The Spanish National Police, in coordination with the Finnish law enforcement authorities, and supported by Europol and Eurojust, have dismantled an organised criminal group involved in trafficking women for sexual exploitation. The victims, mainly vulnerable young Nigerian women, were recruited in Nigeria and trafficked to Spain via Italy. Once in Spain, they were forced into prostitution, mostly in the cities of Benidorm and Málaga, but also in Madrid, Barcelona, Soria and Gandía (Valencia).
Twenty-four members of the criminal group have been arrested in different Spanish cities by the Spanish National Police. The ring leader was found living in Helsinki (Finland), were she was arrested by the Helsinki Police, thanks to effective international cooperation. In total, four house searches were carried out in various cities in Spain, and one in Helsinki, resulting in the seizure of important documentation, IT equipment and numerous smartphones.
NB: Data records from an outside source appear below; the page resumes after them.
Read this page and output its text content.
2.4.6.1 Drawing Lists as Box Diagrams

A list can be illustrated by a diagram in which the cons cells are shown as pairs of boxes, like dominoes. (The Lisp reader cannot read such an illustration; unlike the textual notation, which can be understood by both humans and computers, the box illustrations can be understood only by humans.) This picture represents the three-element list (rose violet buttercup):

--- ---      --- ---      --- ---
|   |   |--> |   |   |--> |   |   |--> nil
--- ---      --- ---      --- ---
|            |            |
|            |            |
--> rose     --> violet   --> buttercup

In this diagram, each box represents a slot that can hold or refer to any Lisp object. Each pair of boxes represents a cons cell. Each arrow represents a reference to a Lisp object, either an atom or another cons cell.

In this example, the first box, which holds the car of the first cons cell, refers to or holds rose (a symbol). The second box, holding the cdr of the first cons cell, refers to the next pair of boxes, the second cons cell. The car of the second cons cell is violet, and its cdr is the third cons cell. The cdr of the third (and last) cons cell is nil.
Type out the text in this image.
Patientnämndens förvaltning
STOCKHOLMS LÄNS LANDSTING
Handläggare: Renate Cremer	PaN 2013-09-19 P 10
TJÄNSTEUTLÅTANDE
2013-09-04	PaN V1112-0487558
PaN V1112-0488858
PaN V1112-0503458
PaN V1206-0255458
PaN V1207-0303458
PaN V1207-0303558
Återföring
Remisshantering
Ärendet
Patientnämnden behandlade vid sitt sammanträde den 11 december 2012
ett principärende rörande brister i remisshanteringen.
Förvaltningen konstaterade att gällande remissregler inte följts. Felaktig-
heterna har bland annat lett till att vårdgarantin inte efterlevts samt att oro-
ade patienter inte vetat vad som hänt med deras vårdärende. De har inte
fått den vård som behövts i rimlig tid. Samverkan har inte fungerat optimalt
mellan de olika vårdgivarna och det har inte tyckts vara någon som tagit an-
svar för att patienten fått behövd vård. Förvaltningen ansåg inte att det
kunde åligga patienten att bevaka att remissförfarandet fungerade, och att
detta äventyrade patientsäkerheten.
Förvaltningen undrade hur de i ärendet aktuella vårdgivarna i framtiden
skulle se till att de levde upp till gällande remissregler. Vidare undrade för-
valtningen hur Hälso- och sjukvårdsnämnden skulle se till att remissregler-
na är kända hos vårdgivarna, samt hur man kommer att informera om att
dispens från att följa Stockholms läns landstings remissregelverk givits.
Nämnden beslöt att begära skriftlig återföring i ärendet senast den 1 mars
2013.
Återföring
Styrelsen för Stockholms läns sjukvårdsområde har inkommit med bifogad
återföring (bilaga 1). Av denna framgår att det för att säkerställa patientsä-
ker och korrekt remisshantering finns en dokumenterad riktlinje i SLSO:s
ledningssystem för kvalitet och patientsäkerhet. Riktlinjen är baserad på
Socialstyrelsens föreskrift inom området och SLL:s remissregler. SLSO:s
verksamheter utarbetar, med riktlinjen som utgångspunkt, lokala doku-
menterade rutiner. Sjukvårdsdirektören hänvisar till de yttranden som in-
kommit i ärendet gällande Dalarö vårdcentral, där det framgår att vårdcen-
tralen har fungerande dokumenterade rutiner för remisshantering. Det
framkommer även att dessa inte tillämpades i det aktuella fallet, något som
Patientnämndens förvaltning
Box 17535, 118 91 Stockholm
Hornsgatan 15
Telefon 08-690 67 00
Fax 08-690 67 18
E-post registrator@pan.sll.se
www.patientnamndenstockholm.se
The investigation began when the Asylum and Refugee Office of Madrid launched an alert that two young Nigerian women could be victims of human trafficking and sexual exploitation. Investigations revealed the existence of an organised crime group operating in Spain that had a big infrastructure in Nigeria, as well as links in Niger, Libya and Italy. This allowed the network to control the whole trafficking process, from recruiting the victims in Nigeria, to smuggling them via Niger and Libya to Italy, and from Italy to Spain, where they were forced into prostitution. The victims were instructed to request international protection and asylum in Spain, so that they could work for the criminal organisation without problems in the event of being identified by the police. The group also provided the victims with fraudulent documents to request asylum.
Europol supported the investigations by facilitating information exchange and providing analytical support. On the action day, two Europol analysts were deployed to Spain for on-the-spot support including real-time data exchange and cross-checks against Europol databases.